Im Jahr 2020 unterstützte das WFP etwa 99 Millionen Menschen in 88 Ländern. Finanziert wird das Programm über freiwillige Beiträge, die zum großen Teil aus Regierungs­zusagen bestehen. Im Jahr 2020 erhielt das WFP Zusagen von insgesamt 8,46 Milliarden US-Dollar.


Zusammenarbeit des BMZ mit dem WFP

Als Mitglied des Exekutiv­rats über­nimmt Deutsch­land eine gestaltende Rolle beim Welt­ernährungs­programm. Zudem unter­stützt die Bundes­regierung das WFP finanziell. Während das Auswärtige Amt den Bereich der huma­ni­tären Hilfe fördert, unter­stützt das Bundes­ministerium für wirt­schaft­liche Zusammen­arbeit und Ent­wick­lung (BMZ) die mittel- und lang­fristig angelegte Ent­wick­lungs­zusammen­arbeit des WFP.

Eine verknotete Pistole: Das Werk "Non Violence" des schwedischen Künstlers Carl Fredrik Reuterswärd steht als Friedenssymbol seit 1988 vor dem Hauptsitz der Vereinten Nationen in New York.

Die Förderung des BMZ verfolgt in erster Linie das Ziel, Lebens- und Ernährungs­grund­lagen zu verbessern und damit die Wider­stands­fähigkeit (Resilienz) von besonders krisen­anfälligen Menschen und Gemeinden dauer­haft zu stärken. Das BMZ fördert zudem gemein­same, mehr­jährige Programme des WFP mit UNICEF und FAO, die humanitäre, entwicklungs­orientierte und friedens­fördernde Maßnahmen eng miteinander verknüpfen und die Zusammen­arbeit inner­halb des UN-Systems stärken.

Mit Unter­stützung der struktur­bildenden Über­gangs­hilfe des BMZ fördert das WFP unter anderem Klein­bäuerinnen und Klein­bauern sowie Angebote zur Ernährungs­bildung. Außerdem werden Schul­speisungs­programme finanziert.

Geographische Schwer­punkte der BMZ-Unter­stützung liegen auf den Sahel-Ländern, Zentral- und Ost­afrika, der Region rund um Syrien und Jemen.

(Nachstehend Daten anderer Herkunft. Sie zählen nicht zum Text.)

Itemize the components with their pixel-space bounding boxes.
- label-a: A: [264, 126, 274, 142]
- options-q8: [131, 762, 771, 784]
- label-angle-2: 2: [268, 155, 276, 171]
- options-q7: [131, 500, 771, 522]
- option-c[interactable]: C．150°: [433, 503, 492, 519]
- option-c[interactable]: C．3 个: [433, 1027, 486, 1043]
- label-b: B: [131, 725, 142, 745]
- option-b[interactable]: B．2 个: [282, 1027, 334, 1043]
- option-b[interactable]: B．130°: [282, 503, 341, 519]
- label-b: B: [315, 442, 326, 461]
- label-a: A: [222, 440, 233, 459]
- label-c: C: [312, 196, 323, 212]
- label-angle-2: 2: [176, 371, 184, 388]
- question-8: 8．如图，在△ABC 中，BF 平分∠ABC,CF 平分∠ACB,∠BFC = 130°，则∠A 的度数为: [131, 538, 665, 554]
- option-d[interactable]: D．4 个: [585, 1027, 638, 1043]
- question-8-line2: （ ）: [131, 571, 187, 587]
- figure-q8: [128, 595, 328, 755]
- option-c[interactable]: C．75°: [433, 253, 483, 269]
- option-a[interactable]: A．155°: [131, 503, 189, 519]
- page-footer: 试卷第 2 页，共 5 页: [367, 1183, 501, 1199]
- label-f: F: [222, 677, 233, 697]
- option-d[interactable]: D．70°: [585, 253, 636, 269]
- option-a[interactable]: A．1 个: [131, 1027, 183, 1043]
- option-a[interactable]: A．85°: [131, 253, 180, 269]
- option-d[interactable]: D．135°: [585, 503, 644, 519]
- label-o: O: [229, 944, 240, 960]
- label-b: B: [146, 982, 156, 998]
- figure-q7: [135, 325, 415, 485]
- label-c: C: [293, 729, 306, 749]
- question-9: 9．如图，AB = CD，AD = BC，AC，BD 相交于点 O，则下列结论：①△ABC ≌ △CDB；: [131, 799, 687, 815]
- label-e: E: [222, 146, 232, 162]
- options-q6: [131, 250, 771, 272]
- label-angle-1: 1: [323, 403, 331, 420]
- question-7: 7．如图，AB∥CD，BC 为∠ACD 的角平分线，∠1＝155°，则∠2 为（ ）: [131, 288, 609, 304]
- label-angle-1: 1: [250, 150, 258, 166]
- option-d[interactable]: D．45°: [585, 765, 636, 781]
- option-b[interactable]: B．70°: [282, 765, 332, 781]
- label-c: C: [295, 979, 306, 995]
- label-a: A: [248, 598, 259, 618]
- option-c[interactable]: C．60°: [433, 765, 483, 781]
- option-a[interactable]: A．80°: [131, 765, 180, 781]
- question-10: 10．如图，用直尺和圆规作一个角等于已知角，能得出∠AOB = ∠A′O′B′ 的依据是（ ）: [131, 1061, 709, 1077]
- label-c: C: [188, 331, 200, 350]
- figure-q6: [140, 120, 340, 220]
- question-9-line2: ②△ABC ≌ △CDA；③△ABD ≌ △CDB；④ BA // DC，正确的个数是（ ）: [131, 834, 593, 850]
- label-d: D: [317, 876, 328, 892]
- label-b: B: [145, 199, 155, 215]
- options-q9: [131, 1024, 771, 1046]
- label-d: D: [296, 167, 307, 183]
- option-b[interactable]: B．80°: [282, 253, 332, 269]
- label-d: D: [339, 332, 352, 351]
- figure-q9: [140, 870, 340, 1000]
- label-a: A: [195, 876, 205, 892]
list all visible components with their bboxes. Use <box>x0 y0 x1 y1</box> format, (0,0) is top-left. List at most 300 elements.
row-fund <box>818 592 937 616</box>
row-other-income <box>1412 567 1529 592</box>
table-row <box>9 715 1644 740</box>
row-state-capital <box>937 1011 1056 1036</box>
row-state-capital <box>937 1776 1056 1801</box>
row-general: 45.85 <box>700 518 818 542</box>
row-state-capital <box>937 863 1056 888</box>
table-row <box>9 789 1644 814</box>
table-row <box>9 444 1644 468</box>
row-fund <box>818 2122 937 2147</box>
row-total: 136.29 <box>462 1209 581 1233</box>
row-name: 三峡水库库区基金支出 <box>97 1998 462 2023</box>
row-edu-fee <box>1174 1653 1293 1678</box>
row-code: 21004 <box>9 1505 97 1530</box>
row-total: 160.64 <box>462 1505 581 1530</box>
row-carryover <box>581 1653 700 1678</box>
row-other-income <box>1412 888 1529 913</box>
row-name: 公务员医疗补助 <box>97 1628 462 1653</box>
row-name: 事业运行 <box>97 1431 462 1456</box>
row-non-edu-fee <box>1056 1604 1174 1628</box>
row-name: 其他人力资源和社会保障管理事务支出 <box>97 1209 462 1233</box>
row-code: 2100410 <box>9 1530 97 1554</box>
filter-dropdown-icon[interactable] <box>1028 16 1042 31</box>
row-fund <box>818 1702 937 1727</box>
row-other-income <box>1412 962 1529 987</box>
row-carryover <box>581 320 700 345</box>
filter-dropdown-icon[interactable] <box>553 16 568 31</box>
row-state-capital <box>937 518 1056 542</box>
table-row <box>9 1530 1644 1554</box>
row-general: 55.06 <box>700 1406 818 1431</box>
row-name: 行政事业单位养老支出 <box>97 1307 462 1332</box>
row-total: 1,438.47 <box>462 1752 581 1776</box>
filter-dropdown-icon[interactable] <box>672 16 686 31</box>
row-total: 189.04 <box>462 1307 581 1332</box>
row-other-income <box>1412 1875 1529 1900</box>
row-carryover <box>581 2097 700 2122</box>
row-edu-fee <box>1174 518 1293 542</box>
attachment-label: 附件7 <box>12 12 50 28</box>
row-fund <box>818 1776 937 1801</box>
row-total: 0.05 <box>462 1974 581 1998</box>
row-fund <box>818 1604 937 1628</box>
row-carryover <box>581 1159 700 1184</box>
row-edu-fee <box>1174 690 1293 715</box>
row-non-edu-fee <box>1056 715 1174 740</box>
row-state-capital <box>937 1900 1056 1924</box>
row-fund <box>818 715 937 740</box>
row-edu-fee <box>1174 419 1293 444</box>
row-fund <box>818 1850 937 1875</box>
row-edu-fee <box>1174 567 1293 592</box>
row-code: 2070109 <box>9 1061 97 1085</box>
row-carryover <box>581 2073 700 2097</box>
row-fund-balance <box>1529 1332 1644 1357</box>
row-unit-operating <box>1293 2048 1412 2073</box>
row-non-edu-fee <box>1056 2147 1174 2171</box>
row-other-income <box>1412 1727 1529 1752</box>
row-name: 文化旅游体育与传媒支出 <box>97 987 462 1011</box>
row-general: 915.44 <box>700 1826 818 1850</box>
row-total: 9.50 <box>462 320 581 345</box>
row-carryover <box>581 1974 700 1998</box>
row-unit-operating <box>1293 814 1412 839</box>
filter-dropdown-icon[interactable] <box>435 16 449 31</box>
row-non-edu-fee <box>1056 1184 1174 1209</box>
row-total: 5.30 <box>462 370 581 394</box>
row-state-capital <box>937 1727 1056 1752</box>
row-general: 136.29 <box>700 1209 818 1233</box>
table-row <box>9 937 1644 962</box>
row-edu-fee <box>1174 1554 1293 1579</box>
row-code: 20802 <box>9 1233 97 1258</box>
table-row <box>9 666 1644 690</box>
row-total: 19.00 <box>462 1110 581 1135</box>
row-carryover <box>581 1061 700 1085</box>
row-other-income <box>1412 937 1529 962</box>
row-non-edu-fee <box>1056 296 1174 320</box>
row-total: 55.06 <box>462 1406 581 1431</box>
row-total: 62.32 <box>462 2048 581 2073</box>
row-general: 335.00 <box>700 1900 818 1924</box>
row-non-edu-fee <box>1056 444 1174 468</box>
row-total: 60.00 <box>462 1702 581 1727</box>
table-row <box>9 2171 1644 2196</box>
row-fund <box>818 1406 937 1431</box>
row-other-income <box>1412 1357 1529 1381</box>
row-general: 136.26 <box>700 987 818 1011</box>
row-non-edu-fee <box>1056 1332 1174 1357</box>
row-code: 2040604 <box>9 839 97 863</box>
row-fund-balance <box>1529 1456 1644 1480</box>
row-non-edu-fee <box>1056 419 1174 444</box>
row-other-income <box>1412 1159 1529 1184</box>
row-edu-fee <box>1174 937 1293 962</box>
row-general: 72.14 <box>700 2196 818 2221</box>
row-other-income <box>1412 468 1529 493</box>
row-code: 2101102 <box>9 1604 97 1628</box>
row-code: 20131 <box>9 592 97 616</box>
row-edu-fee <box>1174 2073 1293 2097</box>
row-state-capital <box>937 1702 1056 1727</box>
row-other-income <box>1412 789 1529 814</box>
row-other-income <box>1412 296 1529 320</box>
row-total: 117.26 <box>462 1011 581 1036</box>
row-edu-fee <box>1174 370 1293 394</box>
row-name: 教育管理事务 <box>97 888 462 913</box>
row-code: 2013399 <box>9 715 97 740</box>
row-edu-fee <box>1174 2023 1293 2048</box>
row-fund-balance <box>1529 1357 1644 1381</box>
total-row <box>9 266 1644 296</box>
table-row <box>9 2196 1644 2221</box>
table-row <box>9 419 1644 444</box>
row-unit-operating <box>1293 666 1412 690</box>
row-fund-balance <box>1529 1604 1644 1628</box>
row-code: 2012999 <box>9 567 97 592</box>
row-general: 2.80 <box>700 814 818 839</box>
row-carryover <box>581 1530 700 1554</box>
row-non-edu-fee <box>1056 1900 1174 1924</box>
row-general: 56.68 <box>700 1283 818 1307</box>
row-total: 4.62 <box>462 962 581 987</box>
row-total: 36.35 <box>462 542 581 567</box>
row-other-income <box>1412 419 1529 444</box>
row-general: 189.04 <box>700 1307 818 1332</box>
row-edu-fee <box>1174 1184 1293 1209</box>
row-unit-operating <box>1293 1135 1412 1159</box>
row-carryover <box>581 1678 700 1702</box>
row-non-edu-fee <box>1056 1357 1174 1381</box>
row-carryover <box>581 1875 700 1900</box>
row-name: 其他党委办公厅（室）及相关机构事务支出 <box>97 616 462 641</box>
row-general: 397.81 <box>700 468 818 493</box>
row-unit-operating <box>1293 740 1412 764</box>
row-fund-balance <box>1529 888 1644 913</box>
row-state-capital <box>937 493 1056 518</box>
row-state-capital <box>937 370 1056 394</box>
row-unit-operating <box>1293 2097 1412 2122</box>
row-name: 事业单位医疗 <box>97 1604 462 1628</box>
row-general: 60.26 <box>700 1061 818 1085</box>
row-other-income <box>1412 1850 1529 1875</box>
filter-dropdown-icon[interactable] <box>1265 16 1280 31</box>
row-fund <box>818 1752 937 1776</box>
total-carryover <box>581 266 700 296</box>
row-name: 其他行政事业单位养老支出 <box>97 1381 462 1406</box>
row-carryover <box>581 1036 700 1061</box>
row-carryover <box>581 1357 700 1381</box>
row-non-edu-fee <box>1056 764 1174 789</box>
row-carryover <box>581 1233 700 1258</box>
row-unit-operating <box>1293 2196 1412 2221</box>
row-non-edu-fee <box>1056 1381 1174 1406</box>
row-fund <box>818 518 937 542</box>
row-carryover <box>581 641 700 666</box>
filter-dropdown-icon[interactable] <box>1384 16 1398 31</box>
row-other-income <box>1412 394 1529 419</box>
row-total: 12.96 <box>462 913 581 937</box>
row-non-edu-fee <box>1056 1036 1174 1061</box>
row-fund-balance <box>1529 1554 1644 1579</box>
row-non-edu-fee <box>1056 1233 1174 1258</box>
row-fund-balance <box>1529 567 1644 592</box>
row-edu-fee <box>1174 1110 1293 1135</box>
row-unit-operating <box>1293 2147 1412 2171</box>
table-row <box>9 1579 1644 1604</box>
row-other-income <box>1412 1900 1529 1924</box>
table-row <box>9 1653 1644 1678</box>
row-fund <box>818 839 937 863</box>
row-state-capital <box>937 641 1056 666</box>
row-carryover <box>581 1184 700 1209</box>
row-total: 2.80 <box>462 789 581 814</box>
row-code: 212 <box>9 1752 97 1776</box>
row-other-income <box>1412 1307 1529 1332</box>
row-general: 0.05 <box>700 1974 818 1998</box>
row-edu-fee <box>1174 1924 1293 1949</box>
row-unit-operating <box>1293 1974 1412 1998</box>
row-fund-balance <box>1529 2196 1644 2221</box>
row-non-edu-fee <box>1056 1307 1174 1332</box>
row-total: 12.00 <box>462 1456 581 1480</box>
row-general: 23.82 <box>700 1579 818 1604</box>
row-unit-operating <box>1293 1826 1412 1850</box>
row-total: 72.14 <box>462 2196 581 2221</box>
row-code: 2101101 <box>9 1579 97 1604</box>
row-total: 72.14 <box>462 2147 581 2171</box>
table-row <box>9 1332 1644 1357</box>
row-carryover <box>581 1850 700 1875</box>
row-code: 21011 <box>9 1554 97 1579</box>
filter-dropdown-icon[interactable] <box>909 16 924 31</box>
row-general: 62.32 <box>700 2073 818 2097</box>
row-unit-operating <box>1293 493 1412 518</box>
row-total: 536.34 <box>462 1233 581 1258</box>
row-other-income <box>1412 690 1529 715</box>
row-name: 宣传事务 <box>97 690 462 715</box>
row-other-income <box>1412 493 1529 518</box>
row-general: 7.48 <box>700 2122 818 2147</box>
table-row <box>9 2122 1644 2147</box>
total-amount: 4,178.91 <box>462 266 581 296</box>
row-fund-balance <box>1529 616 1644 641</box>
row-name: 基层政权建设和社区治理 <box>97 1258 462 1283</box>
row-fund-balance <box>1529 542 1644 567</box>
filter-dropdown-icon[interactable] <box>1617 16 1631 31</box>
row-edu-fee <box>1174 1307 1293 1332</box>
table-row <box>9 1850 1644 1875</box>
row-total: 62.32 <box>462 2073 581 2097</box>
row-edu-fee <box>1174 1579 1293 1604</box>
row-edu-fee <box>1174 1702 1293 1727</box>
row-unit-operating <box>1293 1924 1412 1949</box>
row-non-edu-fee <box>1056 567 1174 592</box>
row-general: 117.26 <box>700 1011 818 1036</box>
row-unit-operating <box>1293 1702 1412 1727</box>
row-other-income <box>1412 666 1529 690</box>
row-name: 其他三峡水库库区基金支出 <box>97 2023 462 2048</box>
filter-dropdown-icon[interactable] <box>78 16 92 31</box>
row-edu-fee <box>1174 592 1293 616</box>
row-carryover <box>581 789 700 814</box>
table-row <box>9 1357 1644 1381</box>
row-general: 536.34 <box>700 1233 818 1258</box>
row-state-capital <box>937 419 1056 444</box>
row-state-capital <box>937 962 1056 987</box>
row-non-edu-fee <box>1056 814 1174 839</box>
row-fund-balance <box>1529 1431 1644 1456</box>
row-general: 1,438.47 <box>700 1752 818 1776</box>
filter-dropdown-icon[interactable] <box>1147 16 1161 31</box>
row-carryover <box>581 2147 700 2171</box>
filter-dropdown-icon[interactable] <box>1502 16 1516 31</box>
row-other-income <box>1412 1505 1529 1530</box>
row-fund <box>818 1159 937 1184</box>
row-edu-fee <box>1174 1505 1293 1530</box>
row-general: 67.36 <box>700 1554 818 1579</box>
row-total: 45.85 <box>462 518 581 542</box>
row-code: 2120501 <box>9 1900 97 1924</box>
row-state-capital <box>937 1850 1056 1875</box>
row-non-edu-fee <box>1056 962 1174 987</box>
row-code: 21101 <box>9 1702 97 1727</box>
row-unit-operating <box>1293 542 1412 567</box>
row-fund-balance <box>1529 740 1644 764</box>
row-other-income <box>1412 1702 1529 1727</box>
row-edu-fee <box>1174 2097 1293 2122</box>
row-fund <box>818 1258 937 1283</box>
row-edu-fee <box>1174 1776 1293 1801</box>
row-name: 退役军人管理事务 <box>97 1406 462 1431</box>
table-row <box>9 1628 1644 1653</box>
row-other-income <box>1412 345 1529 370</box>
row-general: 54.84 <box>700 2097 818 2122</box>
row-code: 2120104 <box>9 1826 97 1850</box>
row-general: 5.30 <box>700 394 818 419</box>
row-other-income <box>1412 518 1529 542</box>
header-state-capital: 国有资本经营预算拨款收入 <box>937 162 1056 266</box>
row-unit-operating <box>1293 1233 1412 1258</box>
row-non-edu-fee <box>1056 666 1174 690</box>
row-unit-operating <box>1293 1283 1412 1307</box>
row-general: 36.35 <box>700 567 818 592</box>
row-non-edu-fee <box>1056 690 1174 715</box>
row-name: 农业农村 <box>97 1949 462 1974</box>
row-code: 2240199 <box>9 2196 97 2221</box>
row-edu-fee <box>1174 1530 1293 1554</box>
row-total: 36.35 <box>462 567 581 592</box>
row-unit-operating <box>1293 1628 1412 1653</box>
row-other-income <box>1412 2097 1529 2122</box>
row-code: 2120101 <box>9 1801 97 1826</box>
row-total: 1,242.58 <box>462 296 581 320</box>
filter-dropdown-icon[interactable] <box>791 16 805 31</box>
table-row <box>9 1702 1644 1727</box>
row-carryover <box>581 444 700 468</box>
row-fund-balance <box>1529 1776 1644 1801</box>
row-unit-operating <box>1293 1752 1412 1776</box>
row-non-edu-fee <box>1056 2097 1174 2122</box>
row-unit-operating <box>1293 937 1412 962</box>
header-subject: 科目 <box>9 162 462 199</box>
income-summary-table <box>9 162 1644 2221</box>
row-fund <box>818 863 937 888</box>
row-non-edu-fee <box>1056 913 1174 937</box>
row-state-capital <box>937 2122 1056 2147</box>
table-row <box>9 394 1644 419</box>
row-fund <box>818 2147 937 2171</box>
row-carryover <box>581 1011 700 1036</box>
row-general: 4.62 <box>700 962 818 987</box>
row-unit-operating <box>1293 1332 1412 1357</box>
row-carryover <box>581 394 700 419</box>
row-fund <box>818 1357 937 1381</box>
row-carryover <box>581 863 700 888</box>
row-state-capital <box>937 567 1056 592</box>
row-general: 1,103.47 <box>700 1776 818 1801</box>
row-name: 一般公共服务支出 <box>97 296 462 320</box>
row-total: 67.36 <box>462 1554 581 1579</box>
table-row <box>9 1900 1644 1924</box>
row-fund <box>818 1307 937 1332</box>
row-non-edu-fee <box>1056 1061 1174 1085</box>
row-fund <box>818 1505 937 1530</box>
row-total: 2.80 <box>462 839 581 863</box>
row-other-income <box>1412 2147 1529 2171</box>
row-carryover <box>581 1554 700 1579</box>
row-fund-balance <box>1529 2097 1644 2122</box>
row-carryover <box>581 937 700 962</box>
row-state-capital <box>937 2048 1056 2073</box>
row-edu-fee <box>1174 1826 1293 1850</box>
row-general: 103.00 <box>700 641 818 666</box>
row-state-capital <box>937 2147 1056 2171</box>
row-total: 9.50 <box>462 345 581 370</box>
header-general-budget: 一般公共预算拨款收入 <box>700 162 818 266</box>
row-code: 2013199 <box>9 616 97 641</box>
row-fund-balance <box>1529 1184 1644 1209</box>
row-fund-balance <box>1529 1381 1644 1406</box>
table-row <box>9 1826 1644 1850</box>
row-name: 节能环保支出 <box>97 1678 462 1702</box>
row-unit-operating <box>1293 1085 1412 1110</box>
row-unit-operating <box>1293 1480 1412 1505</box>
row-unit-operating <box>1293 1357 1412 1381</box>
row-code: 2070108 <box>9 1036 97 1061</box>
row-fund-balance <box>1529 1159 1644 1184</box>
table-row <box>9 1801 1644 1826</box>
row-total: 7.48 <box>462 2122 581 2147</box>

Beispiele für die Zusammenarbeit von WFP und BMZ

WFP Innovation Accelerator

Der WFP Innovation Accelerator (übersetzt: "Inno­vations­beschleuniger") mit Sitz in München entwickelt mit Unter­stützung des BMZ, des Aus­wärtigen Amts und der bayerischen Landes­regierung seit 2015 innovative Lösungen für die welt­weite Ernährungs­sicherung. Die Einrichtung arbeitet mit verschiedenen UN-Organi­sa­tio­nen sowie mit der Privat­wirt­schaft, Forschungs­einrichtungen und der Zivil­gesell­schaft (Lexikon-Eintrag zum Begriff aufrufen) zusammen.

2020 erreichte der Innovation Accelerator mit den von ihm geförderten Inno­va­tionen bereits 3,7 Millionen Menschen. Durch eine stärkere Kon­zen­tra­tion auf die Markt­einführung und Verbreitung der Inno­vationen und ihrer Verankerung in WFP-Länder­programmen soll die Anzahl auf 15 Millionen Menschen im Jahr 2025 gesteigert werden.